This project foregrounds the literary configuration of transnational spaces and transnational communities by women belonging to the Jewish and Spanish exile in Latin America. The configuration of transnational spaces and communities is grounded in the perception of a common identity and discourse based on cross-border (religious, cultural, ideological, linguistic) unifying features (Keck and Sikkink, 1998).
These spaces and communities form “transnational topographies” (Besserer 2004) on the basis of “the density and the frequency of community practices” in spite of the geographical distance that separates its participants. The daughters and granddaughters of both the Jewish and the Spanish exile occupy a liminal place which makes the creation of transnational topographies even more instrumental for these generations. Hence, this project dedicates special attention to the way second and third generation of exiles create and develop cross-border networks and routes in their literary work.
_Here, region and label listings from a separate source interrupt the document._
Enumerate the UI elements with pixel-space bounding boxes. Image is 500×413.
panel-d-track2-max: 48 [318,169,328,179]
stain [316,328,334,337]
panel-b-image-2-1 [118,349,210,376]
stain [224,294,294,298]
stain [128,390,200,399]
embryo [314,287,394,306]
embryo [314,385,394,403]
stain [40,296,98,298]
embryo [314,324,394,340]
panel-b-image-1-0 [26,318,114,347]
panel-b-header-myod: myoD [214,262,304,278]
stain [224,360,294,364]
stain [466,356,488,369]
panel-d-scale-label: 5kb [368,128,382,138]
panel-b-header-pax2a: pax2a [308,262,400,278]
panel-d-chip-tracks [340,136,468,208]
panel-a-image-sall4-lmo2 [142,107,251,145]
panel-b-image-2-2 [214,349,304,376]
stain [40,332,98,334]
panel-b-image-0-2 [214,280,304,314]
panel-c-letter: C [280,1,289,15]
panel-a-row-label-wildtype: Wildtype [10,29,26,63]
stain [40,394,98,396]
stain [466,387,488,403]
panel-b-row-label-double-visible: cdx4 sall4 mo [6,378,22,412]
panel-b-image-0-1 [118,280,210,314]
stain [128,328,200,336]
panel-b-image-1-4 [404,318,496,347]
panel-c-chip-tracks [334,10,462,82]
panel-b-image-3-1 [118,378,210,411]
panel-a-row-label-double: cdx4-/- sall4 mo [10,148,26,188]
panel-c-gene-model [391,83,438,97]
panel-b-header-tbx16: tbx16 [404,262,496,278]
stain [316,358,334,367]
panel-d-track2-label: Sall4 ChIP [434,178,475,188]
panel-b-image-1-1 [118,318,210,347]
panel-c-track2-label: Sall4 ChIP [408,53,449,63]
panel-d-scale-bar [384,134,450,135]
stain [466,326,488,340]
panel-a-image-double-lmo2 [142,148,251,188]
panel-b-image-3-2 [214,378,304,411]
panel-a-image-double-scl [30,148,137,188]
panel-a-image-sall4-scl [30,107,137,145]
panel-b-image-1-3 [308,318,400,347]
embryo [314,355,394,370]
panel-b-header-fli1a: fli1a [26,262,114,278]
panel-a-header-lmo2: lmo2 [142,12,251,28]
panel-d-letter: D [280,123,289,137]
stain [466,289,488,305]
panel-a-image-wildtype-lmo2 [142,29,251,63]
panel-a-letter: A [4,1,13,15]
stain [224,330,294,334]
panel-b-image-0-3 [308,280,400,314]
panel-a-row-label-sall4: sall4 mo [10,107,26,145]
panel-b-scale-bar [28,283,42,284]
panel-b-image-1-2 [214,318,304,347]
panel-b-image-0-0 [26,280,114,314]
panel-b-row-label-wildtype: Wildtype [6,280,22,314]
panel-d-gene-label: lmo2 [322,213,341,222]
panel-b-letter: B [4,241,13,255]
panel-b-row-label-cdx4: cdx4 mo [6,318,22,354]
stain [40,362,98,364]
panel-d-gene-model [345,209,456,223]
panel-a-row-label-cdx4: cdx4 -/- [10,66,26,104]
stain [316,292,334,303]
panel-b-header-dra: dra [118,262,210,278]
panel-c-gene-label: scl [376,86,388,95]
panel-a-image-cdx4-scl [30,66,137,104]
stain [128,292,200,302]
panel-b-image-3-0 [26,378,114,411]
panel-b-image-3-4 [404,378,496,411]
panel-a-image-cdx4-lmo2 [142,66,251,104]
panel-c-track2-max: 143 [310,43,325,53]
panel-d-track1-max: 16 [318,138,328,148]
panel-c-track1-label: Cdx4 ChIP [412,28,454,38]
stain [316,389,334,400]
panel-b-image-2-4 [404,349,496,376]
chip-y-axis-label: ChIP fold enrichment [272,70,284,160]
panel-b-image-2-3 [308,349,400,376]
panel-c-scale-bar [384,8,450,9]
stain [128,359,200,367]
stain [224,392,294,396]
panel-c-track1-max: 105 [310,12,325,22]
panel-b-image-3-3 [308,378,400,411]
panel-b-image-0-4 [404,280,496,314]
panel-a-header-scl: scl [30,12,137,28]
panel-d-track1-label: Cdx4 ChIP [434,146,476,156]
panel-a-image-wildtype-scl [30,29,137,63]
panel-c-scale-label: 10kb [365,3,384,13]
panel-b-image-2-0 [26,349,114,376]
Although the project focuses on both 20th- and 21st-century writings, it adopts a transnational perspective (Schiller, Basch & Blanc-Szanton, 1992). Even if transnationalism is a recent concept which is associated with new technological means, the phenomenon to which it refers can be traced back far into the past (Green 2019). This insight has given rise to a re-definition of the concept which sees in today’s technological advances a favorable but not exclusive context for transnationalism (Green 2019: 64). The exchange of letters, the interaction in dialogic gatherings and the dynamics of associations of the 20th century were not less effective than today’s chats, Emails and blogs. Hence, the project’s main goal is to contribute to the historicization of transnationalism wihin the context of Jewish/Spanish exile in Latin America.
Besserer, F.. 2004. Topografías transnacionales. Plaza y Valdés Editores.
Green, Nancy L. 2019. The Limits of Transnationalism. The University of Chicago Press.
Glick Schiller, N.; L. Basch y C. Szanton Blanc. 1992. “Transnationalism: A New Analytic Framework for Understanding Migration”. Annals of the New York Academy of Sciences 645 (1), pp. 1-24.
Keck, Margaret y Kathryn Sikkink. 1998. Activists Beyond Borders. Transnational Activist Networks. Cornell University Press.